The alarming scriptural revisions Oliver has sited, then, are simply the latest additions in a long line of revisionist "scholarship."
Our alarm, it seems to me, unfortunately has less to do with our loyalty to an unaltered literature (or liturgy) than it does to the fact that the revisions Oliver sited indicate a world-view in transition, and therefore still controversial and contested.
Will such alarm survive a hundred years hence?
Yes, if our descendants value understanding what ancient authors actually meant over what our descendants--trapped in their own fleeting future age--might prefer them to have meant.
No, if our descendants are at all like the Archbishop of Canterbury.

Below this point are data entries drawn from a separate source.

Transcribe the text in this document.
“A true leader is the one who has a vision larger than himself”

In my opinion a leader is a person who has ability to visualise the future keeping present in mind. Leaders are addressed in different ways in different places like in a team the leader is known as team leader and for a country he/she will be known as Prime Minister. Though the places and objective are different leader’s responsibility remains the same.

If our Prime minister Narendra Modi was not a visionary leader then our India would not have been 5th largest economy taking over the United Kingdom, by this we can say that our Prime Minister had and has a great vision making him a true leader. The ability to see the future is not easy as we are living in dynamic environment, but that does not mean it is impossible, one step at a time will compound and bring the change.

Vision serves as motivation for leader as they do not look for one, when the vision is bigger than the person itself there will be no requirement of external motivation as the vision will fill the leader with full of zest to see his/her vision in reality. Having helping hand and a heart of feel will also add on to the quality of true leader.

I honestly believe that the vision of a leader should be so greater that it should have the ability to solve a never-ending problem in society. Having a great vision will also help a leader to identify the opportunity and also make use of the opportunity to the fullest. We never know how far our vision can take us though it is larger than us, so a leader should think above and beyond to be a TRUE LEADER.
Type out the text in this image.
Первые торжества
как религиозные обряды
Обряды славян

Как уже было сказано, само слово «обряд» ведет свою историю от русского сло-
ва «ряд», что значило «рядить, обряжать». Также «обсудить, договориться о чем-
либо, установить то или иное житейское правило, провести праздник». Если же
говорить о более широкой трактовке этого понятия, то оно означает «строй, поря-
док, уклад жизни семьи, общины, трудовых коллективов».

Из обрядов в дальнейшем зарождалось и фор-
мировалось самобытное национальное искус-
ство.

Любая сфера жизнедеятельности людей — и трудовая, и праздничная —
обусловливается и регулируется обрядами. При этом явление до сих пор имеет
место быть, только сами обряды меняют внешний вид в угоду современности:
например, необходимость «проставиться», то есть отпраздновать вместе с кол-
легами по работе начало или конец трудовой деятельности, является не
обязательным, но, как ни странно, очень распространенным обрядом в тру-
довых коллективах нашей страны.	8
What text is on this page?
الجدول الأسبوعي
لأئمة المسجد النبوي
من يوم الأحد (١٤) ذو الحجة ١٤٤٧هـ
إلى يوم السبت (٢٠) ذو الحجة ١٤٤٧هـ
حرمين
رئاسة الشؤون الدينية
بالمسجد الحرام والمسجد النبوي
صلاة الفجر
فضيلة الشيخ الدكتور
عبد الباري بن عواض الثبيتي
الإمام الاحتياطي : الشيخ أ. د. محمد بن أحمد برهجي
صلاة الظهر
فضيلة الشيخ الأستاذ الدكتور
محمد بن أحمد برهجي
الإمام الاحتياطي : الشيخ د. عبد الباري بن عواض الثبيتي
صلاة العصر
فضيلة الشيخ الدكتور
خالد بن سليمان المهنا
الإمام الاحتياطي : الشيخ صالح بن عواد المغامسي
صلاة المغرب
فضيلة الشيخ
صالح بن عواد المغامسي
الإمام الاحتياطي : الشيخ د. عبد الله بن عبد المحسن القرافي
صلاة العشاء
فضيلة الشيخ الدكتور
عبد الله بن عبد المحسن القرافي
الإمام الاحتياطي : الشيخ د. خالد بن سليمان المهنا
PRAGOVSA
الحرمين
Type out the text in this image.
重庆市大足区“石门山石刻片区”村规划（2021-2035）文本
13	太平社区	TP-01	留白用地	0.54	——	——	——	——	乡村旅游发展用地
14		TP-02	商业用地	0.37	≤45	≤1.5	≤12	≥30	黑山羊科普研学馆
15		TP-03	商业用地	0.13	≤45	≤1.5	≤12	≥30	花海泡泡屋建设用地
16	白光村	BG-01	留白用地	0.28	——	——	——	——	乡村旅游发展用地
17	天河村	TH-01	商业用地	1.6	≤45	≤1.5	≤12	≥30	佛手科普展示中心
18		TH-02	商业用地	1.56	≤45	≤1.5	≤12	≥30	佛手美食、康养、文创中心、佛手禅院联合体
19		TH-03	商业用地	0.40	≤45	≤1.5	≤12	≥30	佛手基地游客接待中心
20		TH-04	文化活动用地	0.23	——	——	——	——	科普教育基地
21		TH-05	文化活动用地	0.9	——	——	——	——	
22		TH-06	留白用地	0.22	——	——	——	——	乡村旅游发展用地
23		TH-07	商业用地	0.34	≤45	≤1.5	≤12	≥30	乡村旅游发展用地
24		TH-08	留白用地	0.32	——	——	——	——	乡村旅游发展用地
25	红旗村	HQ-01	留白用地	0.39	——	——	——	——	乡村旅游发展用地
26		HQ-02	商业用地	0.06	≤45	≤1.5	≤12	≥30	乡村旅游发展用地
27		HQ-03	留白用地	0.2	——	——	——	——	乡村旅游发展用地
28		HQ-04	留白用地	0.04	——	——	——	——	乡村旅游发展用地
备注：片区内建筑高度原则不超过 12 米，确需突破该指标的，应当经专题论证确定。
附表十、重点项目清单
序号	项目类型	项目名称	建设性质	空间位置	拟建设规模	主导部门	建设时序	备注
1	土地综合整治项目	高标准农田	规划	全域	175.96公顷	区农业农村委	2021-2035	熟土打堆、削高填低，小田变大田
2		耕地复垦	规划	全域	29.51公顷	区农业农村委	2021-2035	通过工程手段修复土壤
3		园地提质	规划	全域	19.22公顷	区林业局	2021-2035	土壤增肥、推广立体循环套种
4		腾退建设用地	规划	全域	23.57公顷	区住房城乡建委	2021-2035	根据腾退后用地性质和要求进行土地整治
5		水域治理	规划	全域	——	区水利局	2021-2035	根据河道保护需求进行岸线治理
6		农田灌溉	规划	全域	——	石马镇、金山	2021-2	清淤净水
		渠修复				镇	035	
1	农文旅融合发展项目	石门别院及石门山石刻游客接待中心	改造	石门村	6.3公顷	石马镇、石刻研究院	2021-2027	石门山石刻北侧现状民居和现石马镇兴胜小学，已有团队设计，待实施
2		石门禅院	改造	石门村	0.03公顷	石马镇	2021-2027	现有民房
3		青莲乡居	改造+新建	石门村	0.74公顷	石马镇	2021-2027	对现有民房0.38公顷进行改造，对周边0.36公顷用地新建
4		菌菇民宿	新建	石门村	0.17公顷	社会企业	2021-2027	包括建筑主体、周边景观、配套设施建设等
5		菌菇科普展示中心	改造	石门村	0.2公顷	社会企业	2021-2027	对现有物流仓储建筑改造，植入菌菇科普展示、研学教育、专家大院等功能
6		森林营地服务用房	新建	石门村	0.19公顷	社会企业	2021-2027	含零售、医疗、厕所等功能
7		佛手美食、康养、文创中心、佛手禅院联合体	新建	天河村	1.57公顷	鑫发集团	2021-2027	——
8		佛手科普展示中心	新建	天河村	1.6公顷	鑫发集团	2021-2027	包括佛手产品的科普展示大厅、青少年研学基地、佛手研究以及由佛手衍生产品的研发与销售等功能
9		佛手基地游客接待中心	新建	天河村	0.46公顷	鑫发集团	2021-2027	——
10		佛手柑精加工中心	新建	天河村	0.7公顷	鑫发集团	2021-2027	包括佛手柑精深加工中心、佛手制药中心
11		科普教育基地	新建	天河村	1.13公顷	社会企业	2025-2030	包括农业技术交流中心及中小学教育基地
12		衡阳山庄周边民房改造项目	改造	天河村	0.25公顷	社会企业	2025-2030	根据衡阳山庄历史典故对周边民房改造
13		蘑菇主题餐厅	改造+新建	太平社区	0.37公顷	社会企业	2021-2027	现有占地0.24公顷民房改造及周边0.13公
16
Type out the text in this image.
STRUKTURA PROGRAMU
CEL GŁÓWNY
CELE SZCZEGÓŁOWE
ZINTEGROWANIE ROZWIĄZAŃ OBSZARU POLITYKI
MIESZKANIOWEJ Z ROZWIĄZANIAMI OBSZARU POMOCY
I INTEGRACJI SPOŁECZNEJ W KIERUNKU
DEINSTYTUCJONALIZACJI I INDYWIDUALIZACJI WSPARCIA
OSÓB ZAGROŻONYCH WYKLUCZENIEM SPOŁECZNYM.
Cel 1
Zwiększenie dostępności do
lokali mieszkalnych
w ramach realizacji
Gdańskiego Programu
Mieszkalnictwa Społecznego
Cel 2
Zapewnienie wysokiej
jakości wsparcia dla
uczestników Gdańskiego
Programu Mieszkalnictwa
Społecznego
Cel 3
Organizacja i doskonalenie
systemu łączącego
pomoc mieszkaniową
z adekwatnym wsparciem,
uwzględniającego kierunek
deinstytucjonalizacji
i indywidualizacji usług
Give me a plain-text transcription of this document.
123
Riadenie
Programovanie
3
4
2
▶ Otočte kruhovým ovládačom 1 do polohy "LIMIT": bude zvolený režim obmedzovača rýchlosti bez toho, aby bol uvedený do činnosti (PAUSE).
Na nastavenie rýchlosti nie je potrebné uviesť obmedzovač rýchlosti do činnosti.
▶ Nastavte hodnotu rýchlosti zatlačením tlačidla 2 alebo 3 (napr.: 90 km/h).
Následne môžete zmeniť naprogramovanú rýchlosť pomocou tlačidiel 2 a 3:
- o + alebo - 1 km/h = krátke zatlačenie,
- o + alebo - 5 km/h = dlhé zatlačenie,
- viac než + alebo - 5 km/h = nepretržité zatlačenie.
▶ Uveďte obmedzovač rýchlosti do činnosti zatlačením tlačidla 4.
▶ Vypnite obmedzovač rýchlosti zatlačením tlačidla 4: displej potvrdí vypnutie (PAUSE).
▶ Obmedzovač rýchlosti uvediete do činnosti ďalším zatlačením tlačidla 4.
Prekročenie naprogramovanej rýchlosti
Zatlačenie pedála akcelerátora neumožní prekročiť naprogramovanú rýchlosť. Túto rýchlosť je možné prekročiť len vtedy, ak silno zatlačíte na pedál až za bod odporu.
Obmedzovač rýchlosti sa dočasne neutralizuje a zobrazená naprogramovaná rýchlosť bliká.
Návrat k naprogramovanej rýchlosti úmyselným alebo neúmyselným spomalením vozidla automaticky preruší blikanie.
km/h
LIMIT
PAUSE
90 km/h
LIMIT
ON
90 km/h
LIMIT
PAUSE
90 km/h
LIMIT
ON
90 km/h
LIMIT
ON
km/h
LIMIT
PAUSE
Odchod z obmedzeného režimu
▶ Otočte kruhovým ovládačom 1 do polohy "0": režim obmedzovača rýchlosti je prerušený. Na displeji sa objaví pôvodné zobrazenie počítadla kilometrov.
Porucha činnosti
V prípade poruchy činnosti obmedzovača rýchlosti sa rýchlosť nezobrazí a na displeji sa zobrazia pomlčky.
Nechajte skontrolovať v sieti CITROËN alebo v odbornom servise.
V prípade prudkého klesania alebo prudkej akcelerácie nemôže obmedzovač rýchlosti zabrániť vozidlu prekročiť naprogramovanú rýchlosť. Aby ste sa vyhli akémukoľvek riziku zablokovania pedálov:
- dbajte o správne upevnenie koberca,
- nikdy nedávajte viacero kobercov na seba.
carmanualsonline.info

Posted by:Dan | June 26, 2004 at 08:50 AM
John Henson, who is responsible for this new version of the Bible, is described in the article as "a retired Baptist minister". So it seems a little unfair to pin the blame on the poor old C of E.
The Archbishop of Canterbury praises the book as "a vehicle for thinking and worshipping" -- which is quite a different thing from praising it as a translation. He certainly doesn't seem to be suggesting that it should replace the standard translations of the Bible.